To do this, the Clinic’s physician compensation model provided wRVU credit as a “margin replacement based on work RVU for drug administration in the hospital department.” This newly calculated work RVU was not based on physician work, clinical expense or malpractice overhead that typically are used to arrive at a wRVU value. Instead, the Relator alleged, it was calculated to determine what level of proxy work RVUs for supervision would be needed to keep the oncologists’ compensation at the same level as when they owned the Infusion Center. The Complaint alleged that in 2013 and 2014, the work RVU for drug administration supervision that the physicians obtained was approximately 500% of the total work RVUs for in-clinic work where the physician was actively involved in patient care. If that were true, then that would have tended to drive the physician compensation above standard valuation ranges that are premised on personally performed services.
The Complaint further alleged that beginning in 2009, Mercy Hospital also paid management fees to Mercy Clinic supposedly for the physician’s management of the Infusion Center. However, according to the Complaint, the physicians practicing in the Cancer Clinic were not responsible for management. The Complaint alleged, and evidently the government agreed, that this arrangement did not meet the fair market value and commercial reasonableness provisions under relevant exceptions to the Stark Law.

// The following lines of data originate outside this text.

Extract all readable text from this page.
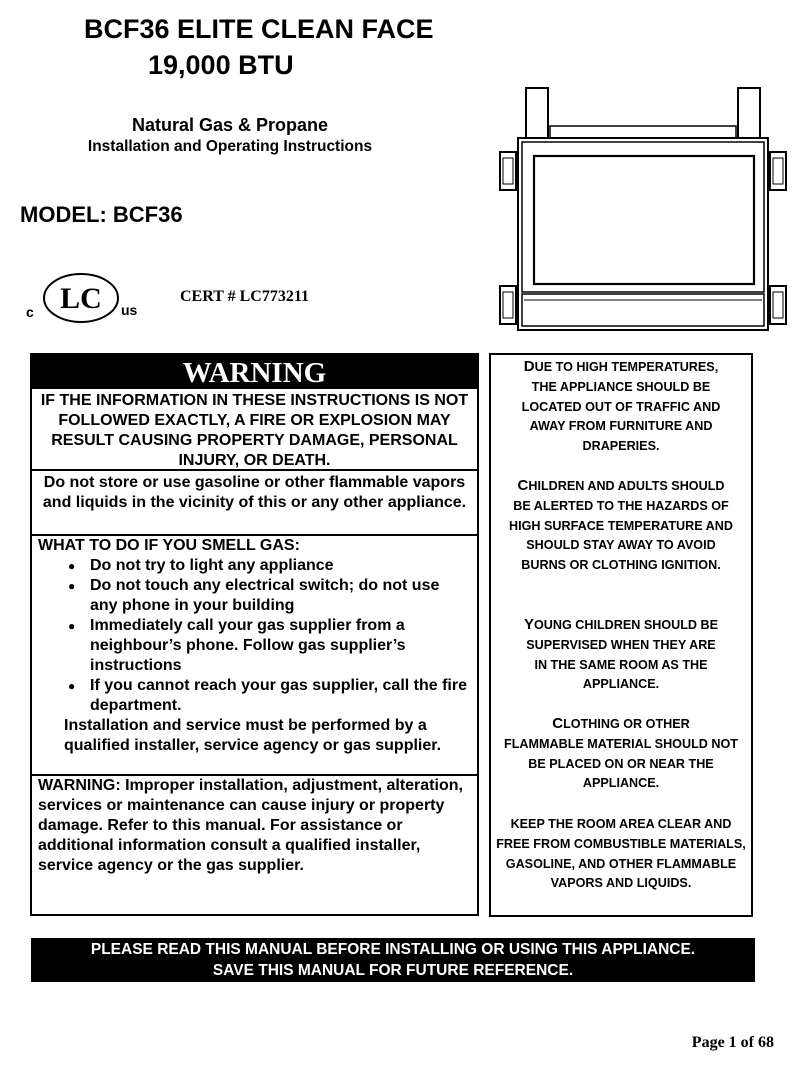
BCF36 ELITE CLEAN FACE
19,000 BTU
Natural Gas & Propane
Installation and Operating Instructions
MODEL: BCF36
c LC us
CERT # LC773211
WARNING
IF THE INFORMATION IN THESE INSTRUCTIONS IS NOT FOLLOWED EXACTLY, A FIRE OR EXPLOSION MAY RESULT CAUSING PROPERTY DAMAGE, PERSONAL INJURY, OR DEATH.
Do not store or use gasoline or other flammable vapors and liquids in the vicinity of this or any other appliance.
WHAT TO DO IF YOU SMELL GAS:
● Do not try to light any appliance
● Do not touch any electrical switch; do not use any phone in your building
● Immediately call your gas supplier from a neighbour’s phone. Follow gas supplier’s instructions
● If you cannot reach your gas supplier, call the fire department.
Installation and service must be performed by a qualified installer, service agency or gas supplier.
WARNING: Improper installation, adjustment, alteration, services or maintenance can cause injury or property damage. Refer to this manual. For assistance or additional information consult a qualified installer, service agency or the gas supplier.
DUE TO HIGH TEMPERATURES,
THE APPLIANCE SHOULD BE LOCATED OUT OF TRAFFIC AND AWAY FROM FURNITURE AND DRAPERIES.
CHILDREN AND ADULTS SHOULD
BE ALERTED TO THE HAZARDS OF HIGH SURFACE TEMPERATURE AND SHOULD STAY AWAY TO AVOID BURNS OR CLOTHING IGNITION.
YOUNG CHILDREN SHOULD BE
SUPERVISED WHEN THEY ARE IN THE SAME ROOM AS THE APPLIANCE.
CLOTHING OR OTHER
FLAMMABLE MATERIAL SHOULD NOT BE PLACED ON OR NEAR THE APPLIANCE.
KEEP THE ROOM AREA CLEAR AND FREE FROM COMBUSTIBLE MATERIALS, GASOLINE, AND OTHER FLAMMABLE VAPORS AND LIQUIDS.
PLEASE READ THIS MANUAL BEFORE INSTALLING OR USING THIS APPLIANCE.
SAVE THIS MANUAL FOR FUTURE REFERENCE.
Page 1 of 68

Taking the substance of these allegations in the Complaint at face value, there are several important observations from a compliance standpoint. First, particularly for a medical specialty like medical oncology, it is challenging to establish a professional services or employment arrangement that compensates the physicians at the same level of compensation as if they owned and operated the infusion center. That is because the work RVUs for personally performed services for medical oncologists generally cannot rise to the same level as the additional compensation that the practice would receive for the additional provision of infusion services to patients. But it is a significant reminder that a creative compensation arrangement that would provide for RVU credit for non-personally-performed services is difficult to defend if the end result drives compensation well above fair market value ranges as measured by personally-performed wRVUs. In the medical oncology context, this is another reminder that it is crucial that a hospital obtain an independent fair market valuation of compensation in question as well as an independent legal assessment of the compensation model. The case harkens back to the recent settlement in the Halifax Hospital Medical Center case where the medical oncologists were compensated by an incentive bonus that was funded in part by 15% of the operating margin of the medical oncology program at the hospital. Fatal to that compensation arrangement was the fact that the program’s revenue included fees for designated health services such as outpatient prescription drugs and outpatient services that the physicians did not personally perform.
Fundamentally, because the Stark Law is a strict liability statute, the intent of the parties in entering into their arrangement was immaterial to the resolution in Mercy Hospital’s instance. The government’s intervention as to the Stark Law claims only highlights the fact that healthcare providers must continue to be cognizant of compliant employment relationships and wary of creative efforts to mimic compensation that a private group of physicians might qualify for under the Stark group practice definition, but that contracted or employed physicians could not receive. While the Stark Law’s requirements may be elastic in certain instances, stretching too far to meet compensation demands can result in strict liability under Stark and potential False Claims Act liability.